Quand on demandait à ces silenciaires s’ils avaient vu passer la belle princesse de Babylone, ils répondaient avec moins de brièveté : « Nous l’avons vue, elle n’est pas si belle : il n’y a de beau que les teints basanés ; elle étale une gorge d’albâtre qui est la chose du monde la plus dégoûtante, et qu’on ne connaît presque point dans nos climats. »
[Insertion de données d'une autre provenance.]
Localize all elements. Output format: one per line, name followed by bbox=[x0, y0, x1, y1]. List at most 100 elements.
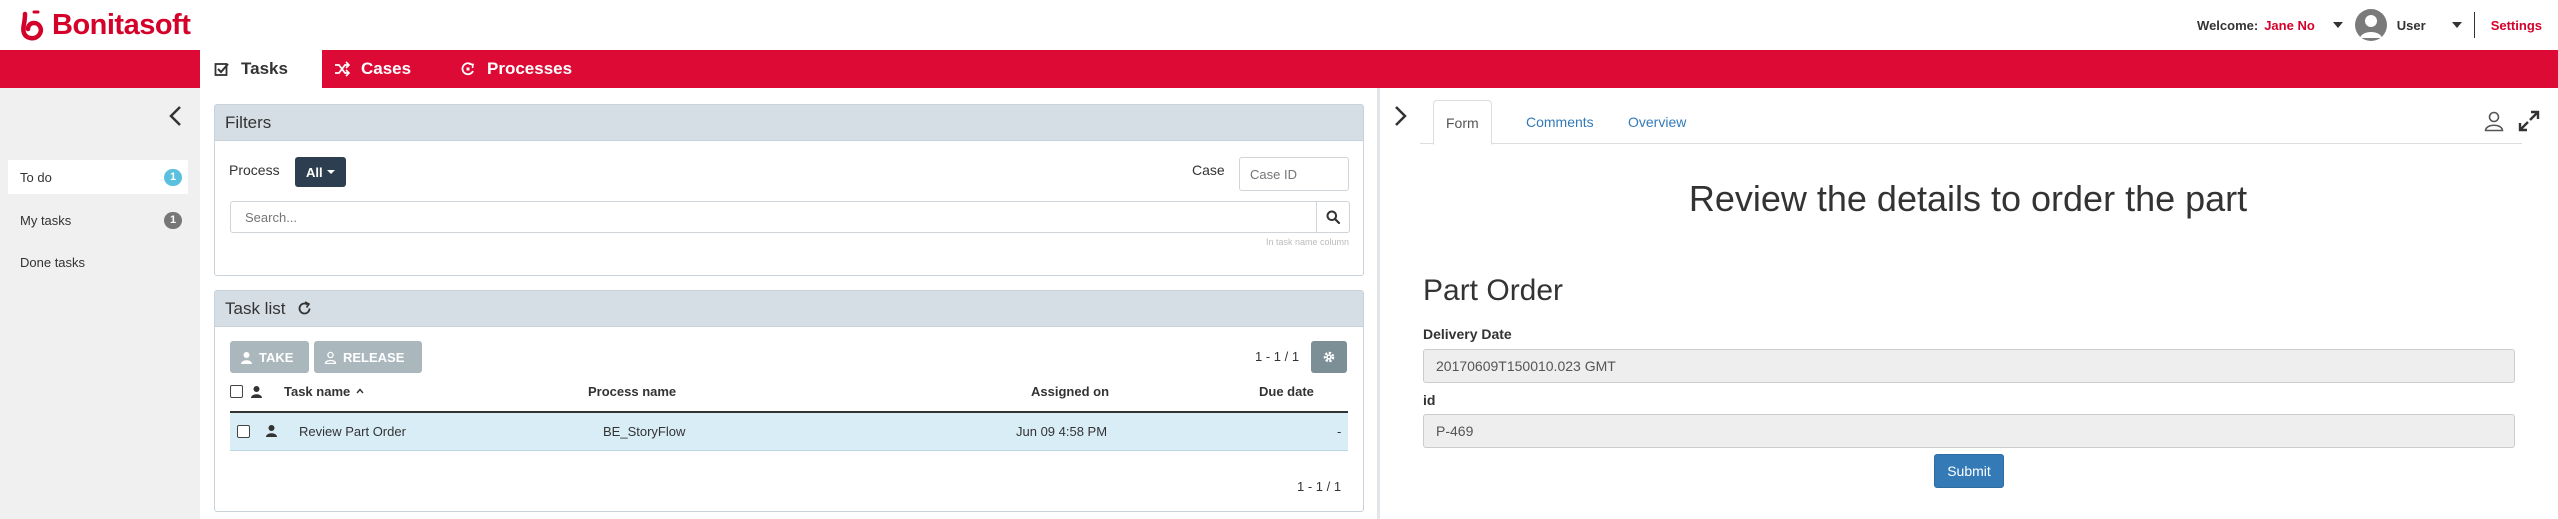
detail-tabs: Form Comments Overview bbox=[1420, 100, 2522, 145]
search-icon bbox=[1326, 210, 1340, 224]
task-list-header: Task list bbox=[215, 291, 1363, 327]
process-name-cell: BE_StoryFlow bbox=[603, 424, 686, 439]
assigned-on-cell: Jun 09 4:58 PM bbox=[1016, 424, 1108, 439]
column-header-task-name[interactable]: Task name bbox=[284, 382, 364, 400]
tab-form[interactable]: Form bbox=[1433, 100, 1492, 145]
main-nav: Tasks Cases Processes bbox=[0, 50, 2558, 88]
column-header-label: Due date bbox=[1259, 383, 1314, 399]
tab-comments-label: Comments bbox=[1526, 114, 1594, 130]
search-hint: In task name column bbox=[1265, 237, 1349, 247]
row-checkbox[interactable] bbox=[237, 425, 250, 438]
sidebar-item-label: Done tasks bbox=[20, 254, 86, 270]
caret-down-icon bbox=[326, 170, 335, 174]
bonitasoft-logo[interactable]: Bonitasoft bbox=[16, 8, 191, 42]
panel-divider[interactable] bbox=[1377, 88, 1380, 519]
brand-name: Bonitasoft bbox=[52, 8, 191, 41]
header-divider bbox=[2473, 12, 2475, 38]
release-button-label: RELEASE bbox=[343, 349, 405, 365]
id-label: id bbox=[1423, 392, 1436, 408]
id-value: P-469 bbox=[1436, 423, 1474, 439]
column-header-label: Task name bbox=[284, 383, 351, 399]
task-list-title: Task list bbox=[225, 298, 286, 318]
sidebar-item-my-tasks[interactable]: My tasks 1 bbox=[8, 203, 188, 237]
my-tasks-count-badge: 1 bbox=[164, 212, 182, 229]
task-name-cell[interactable]: Review Part Order bbox=[299, 424, 406, 439]
tab-comments[interactable]: Comments bbox=[1514, 100, 1606, 144]
process-label: Process bbox=[229, 162, 280, 178]
cycle-icon bbox=[461, 62, 474, 76]
nav-tab-tasks-label: Tasks bbox=[241, 59, 288, 78]
form-title: Review the details to order the part bbox=[1688, 178, 2248, 219]
shuffle-icon bbox=[335, 61, 350, 77]
user-icon bbox=[241, 351, 252, 364]
process-filter-dropdown[interactable]: All bbox=[295, 157, 346, 187]
filters-panel: Filters Process All Case In task name co… bbox=[214, 104, 1364, 276]
nav-tab-tasks[interactable]: Tasks bbox=[200, 50, 322, 88]
chevron-right-icon[interactable] bbox=[1390, 103, 1410, 129]
chevron-left-icon[interactable] bbox=[166, 104, 186, 128]
assignee-column-icon bbox=[250, 382, 263, 400]
settings-link[interactable]: Settings bbox=[2491, 18, 2542, 33]
user-icon bbox=[266, 425, 277, 437]
due-date-cell: - bbox=[1337, 424, 1342, 439]
submit-button-label: Submit bbox=[1947, 463, 1991, 479]
delivery-date-field: 20170609T150010.023 GMT bbox=[1423, 349, 2515, 383]
user-assign-icon[interactable] bbox=[2483, 110, 2505, 132]
column-header-assigned-on[interactable]: Assigned on bbox=[1031, 382, 1109, 400]
pager-count-bottom: 1 - 1 / 1 bbox=[1297, 479, 1342, 494]
take-button-label: TAKE bbox=[259, 349, 294, 365]
user-icon bbox=[251, 385, 262, 398]
top-header: Bonitasoft Welcome: Jane No User Setting… bbox=[0, 0, 2558, 50]
nav-tab-processes-label: Processes bbox=[487, 59, 573, 78]
checkbox-edit-icon bbox=[214, 63, 229, 76]
filters-title: Filters bbox=[225, 112, 272, 132]
welcome-label: Welcome: bbox=[2197, 17, 2259, 33]
nav-tab-processes[interactable]: Processes bbox=[460, 50, 610, 88]
section-title: Part Order bbox=[1423, 274, 1564, 307]
user-menu-caret-icon[interactable] bbox=[2332, 22, 2343, 28]
role-menu-caret-icon[interactable] bbox=[2451, 22, 2462, 28]
sidebar-item-done-tasks[interactable]: Done tasks bbox=[8, 245, 188, 279]
select-all-checkbox[interactable] bbox=[230, 382, 243, 400]
take-button[interactable]: TAKE bbox=[230, 341, 309, 373]
user-outline-icon bbox=[324, 351, 337, 364]
bonita-logo-icon bbox=[21, 10, 44, 41]
sidebar-item-todo[interactable]: To do 1 bbox=[8, 160, 188, 194]
avatar[interactable] bbox=[2354, 9, 2387, 41]
tab-overview[interactable]: Overview bbox=[1616, 100, 1698, 144]
case-id-input[interactable] bbox=[1239, 157, 1349, 191]
user-name[interactable]: Jane No bbox=[2264, 18, 2315, 33]
case-label: Case bbox=[1192, 162, 1225, 178]
column-header-label: Process name bbox=[588, 383, 677, 399]
process-filter-value: All bbox=[306, 164, 323, 180]
role-selector[interactable]: User bbox=[2397, 18, 2426, 33]
task-filter-sidebar: To do 1 My tasks 1 Done tasks bbox=[0, 88, 200, 519]
delivery-date-value: 20170609T150010.023 GMT bbox=[1436, 358, 1616, 374]
delivery-date-label: Delivery Date bbox=[1423, 326, 1512, 342]
tab-form-label: Form bbox=[1446, 114, 1479, 131]
nav-tab-cases[interactable]: Cases bbox=[334, 50, 454, 88]
expand-icon[interactable] bbox=[2518, 110, 2540, 132]
filters-header: Filters bbox=[215, 105, 1363, 141]
column-settings-button[interactable] bbox=[1311, 341, 1347, 373]
row-assignee-icon bbox=[265, 424, 278, 437]
column-header-process-name[interactable]: Process name bbox=[588, 382, 676, 400]
task-list-panel: Task list TAKE RELEASE 1 - 1 / 1 Task na… bbox=[214, 290, 1364, 512]
column-header-label: Assigned on bbox=[1031, 383, 1110, 399]
submit-button[interactable]: Submit bbox=[1934, 454, 2004, 488]
task-search-input[interactable] bbox=[230, 201, 1317, 233]
user-area: Welcome: Jane No User Settings bbox=[2197, 0, 2558, 50]
refresh-icon[interactable] bbox=[297, 301, 312, 316]
user-avatar-icon bbox=[2359, 15, 2382, 38]
todo-count-badge: 1 bbox=[164, 169, 182, 186]
pager-count-top: 1 - 1 / 1 bbox=[1255, 349, 1300, 364]
release-button[interactable]: RELEASE bbox=[314, 341, 422, 373]
sidebar-item-label: My tasks bbox=[20, 212, 72, 228]
id-field: P-469 bbox=[1423, 414, 2515, 448]
sidebar-item-label: To do bbox=[20, 169, 52, 185]
column-header-due-date[interactable]: Due date bbox=[1259, 382, 1314, 400]
search-button[interactable] bbox=[1316, 201, 1350, 233]
tab-overview-label: Overview bbox=[1628, 114, 1687, 130]
gear-icon bbox=[1323, 351, 1335, 363]
table-row[interactable]: Review Part Order BE_StoryFlow Jun 09 4:… bbox=[230, 413, 1348, 451]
Amazan avançait vers la province arrosée du Bétis. Il ne s’était pas écoulé plus de douze mille années depuis que ce pays avait été découvert par les Tyriens, vers le même temps qu’ils firent la découverte de la grande île Atlantique, submergé quelques siècles après. Les Tyriens cultivèrent la Bétique, que les naturels du pays laissaient en friche, prétendant qu’ils ne devaient se mêler de rien, et que c’était aux Gaulois leurs voisins à venir cultiver leurs terres. Les Tyriens avaient amené avec eux des Palestins[1], qui, dès ce temps-là, couraient dans tous les climats, pour peu qu’il y eût de l’argent à gagner. Ces Palestins, en prêtant sur gages à cinquante pour cent, avaient attiré à eux presque toutes les richesses du pays. Cela fit croire aux peuples de la Bétique que les Palestins étaient sorciers ; et tous ceux qui étaient accusés de magie étaient brûlés sans miséricorde par une compagnie de druides qu’on appelait les rechercheurs, ou les anthropokaies[2]. Ces prêtres les revêtaient d’abord d’un habit de masque, s’emparaient de leurs biens, et récitaient dévotement les propres prières des Palestins tandis qu’on les cuisait à petit feu por l’amor de Dios.

La princesse de Babylone avait mis pied à terre dans la ville qu’on appela depuis Sevilla. Son dessein était de s’embarquer sur le Bétis pour retourner par Tyr à Babylone revoir le roi Bélus son père, et oublier, si elle pouvait, son infidèle amant, ou bien le demander en mariage. Elle fit venir chez elle deux Palestins qui faisaient toutes les affaires de la cour. Ils devaient lui fournir trois

  1. Palestins désigne les Juifs originaires de la Palestine ou Judée.
  2. Le mot anthropokaies est irrégulièrement formé. Il faudrait anthropokaustes, qui signifie brûleurs d’hommes, et non rechercheurs, comme le donne à penser Voltaire, qui probablement n’aura pas osé traduire le mot. (B.) — Cette faute a été relevée par Larcher dans son Supplément à la Philosophie de l’histoire, page 292 de la seconde édition.